Alpe d’Huez, Mont Ventoux, the Muur van Geraardsbergen… the Kogashi Forest. You probably know the first three so here’s a closer look at a mountain road that’s packed with passionate fans when the Japan Cup comes along.
The Route: Kogashiyama, “Kogashi mountain” is west of the city of Utsunomiya in Tochigi Prefecture, Japan. The climb begins on Shinrinkoen Dori, passes the Akagawa dam and where it enters the park on the flanks of Kogashi mountain. It is 4.9km long at an average of 4.9% with a mix of 8-9% slopes and flat sections.
The Feel: as climbs go this isn’t a monster but starts soft before turning Alpine. It begins with a definite inflection point where the tarmac ramps up, prompting an immediate gear change. The road passes farmland with the woodland slowly getting denser as road climbs up. It’s ordinary for now and only after two kilometres does the park begin, there’s a car park by the road and soon the large river dam appears. It flattens here, take the left fork past the lake to pedal past picnic areas. It’s all so calm and gentle.
There’s little traffic and what vehicles there are can be alarmingly quiet. High ownership of electric cars may be something to cheer about but it means a vehicle approaching from behind can be hard to notice until it glides past. It’s not necessarily dangerous, more a cultural adjustment to tune the ears to the sound of the tires.
Suddenly the road rears up and becomes decidedly Alpine and there’s a kilometre of 9%. The billiard table smooth surface helps but only so much, it’s slow going. It’s still a moment to enjoy, the road is engineered but feels part of the forest, the tall pines stand close to the road and it’s dark even on a bright day. After a steep S-bend the road keeps rising and then if you lift your gaze up you’ll see a winding ribbon of tarmac, as if a section of the Montvernier hairpins had been imported. The top of the climb comes with the road cut into the hillside and immediately plunges into a fast descent with a smooth and grippy surface.

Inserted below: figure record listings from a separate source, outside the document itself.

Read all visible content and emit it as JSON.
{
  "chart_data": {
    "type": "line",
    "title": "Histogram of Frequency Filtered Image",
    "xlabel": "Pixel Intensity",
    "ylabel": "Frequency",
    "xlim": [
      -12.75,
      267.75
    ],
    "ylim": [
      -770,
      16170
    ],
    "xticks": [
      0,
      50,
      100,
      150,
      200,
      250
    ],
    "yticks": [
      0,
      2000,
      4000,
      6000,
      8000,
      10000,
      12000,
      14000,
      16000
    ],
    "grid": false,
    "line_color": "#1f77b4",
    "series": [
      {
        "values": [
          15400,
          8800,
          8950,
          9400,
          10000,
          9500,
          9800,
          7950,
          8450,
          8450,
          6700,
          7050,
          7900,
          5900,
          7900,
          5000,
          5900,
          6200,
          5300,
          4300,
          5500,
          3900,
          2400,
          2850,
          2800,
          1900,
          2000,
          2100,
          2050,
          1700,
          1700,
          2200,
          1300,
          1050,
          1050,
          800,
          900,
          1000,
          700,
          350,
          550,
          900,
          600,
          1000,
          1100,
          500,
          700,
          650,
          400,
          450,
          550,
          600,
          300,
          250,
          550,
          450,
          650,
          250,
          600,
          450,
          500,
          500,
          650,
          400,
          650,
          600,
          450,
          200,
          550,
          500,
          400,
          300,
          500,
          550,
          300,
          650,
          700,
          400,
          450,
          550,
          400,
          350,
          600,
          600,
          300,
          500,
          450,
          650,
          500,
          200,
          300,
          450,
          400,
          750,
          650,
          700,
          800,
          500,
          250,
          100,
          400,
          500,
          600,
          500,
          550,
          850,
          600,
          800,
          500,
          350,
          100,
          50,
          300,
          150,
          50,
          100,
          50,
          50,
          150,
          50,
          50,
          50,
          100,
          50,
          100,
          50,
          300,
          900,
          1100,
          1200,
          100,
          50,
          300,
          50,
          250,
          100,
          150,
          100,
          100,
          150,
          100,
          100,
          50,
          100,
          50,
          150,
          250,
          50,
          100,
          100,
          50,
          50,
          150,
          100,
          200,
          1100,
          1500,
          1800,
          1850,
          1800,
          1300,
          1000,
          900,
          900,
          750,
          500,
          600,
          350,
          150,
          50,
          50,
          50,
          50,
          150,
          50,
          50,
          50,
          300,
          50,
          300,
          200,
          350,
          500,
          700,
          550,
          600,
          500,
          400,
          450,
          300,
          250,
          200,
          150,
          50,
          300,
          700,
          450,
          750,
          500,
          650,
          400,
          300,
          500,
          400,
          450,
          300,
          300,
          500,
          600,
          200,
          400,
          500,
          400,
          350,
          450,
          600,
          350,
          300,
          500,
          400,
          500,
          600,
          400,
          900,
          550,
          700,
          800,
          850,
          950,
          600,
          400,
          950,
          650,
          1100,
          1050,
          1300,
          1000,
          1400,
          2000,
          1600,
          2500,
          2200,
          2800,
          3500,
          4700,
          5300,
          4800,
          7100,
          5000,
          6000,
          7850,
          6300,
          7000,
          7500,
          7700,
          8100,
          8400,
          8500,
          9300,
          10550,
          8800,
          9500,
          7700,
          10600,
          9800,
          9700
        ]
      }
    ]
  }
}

The Race: the Japan Cup has made this climb famous. The world championships took place on this circuit in 1990 – the car park where the climb proper has a monument – and the Japan Cup road race started in 1992. Ever since the event has grown and attracts large, passionate crowds. Having suggested a similarity to Alpe d’Huez or Mont Ventoux at the top the closest likeness is probably the the Alto de Arrate above Eibar in the Basque Country as it’s full of knowledgeable, enthusiastic fans who have made their way to see the race as opposed to hundreds of thousands of holidaymakers hoping for a show and don’t care that much for the sport of cycling. In the Kogashi forest it’s applause and cheers here rather than selfie-sticks and jeers.
The Japan Cup attracts several World Tour teams. Their presence is telling, those with prominent manufacturers are there with Cannondale-Drapac, Trek-Segafredo, BMC Racing and Lampre-Merida are there and if title sponsors Sky or Orica-BikeExchange have no interest in the Japanese market, their bike sponsors Pinarello and Scott surely do. The fans are legion and many have high-end bikes and here is a good way for the bike companies to connect with customers.
Ride more: you can lap the same 10km circuit as the Japan Cup road race but there’s plenty more to explore. Japan has coastal plans and a spine of mountains running along its length. Head west or north from here for more climbing with woodland, river gorges, terraced rice fields and traditional architecture. All the roads are smooth, drivers courteous and there are regular places to buy food, and out of hours the silent army of vending machines supply hot and cold drinks. Return to the city of Utsunomiya to refuel with gyoza, these dumplings are the local speciality.
Travel and access: Utsunomiya sits on the highspeed Shinkansen line north of Tokyo and is less than an hour’s ride from the capital. Bikes are accepted on the trains but under conditions, the bike needs to be wrapped in a light pouch rather than a bulky case. The Tohoku Expressway offers fast access from Tokyo too. It’s roughly a 20-30 minute ride from the city to the Kogashi forest.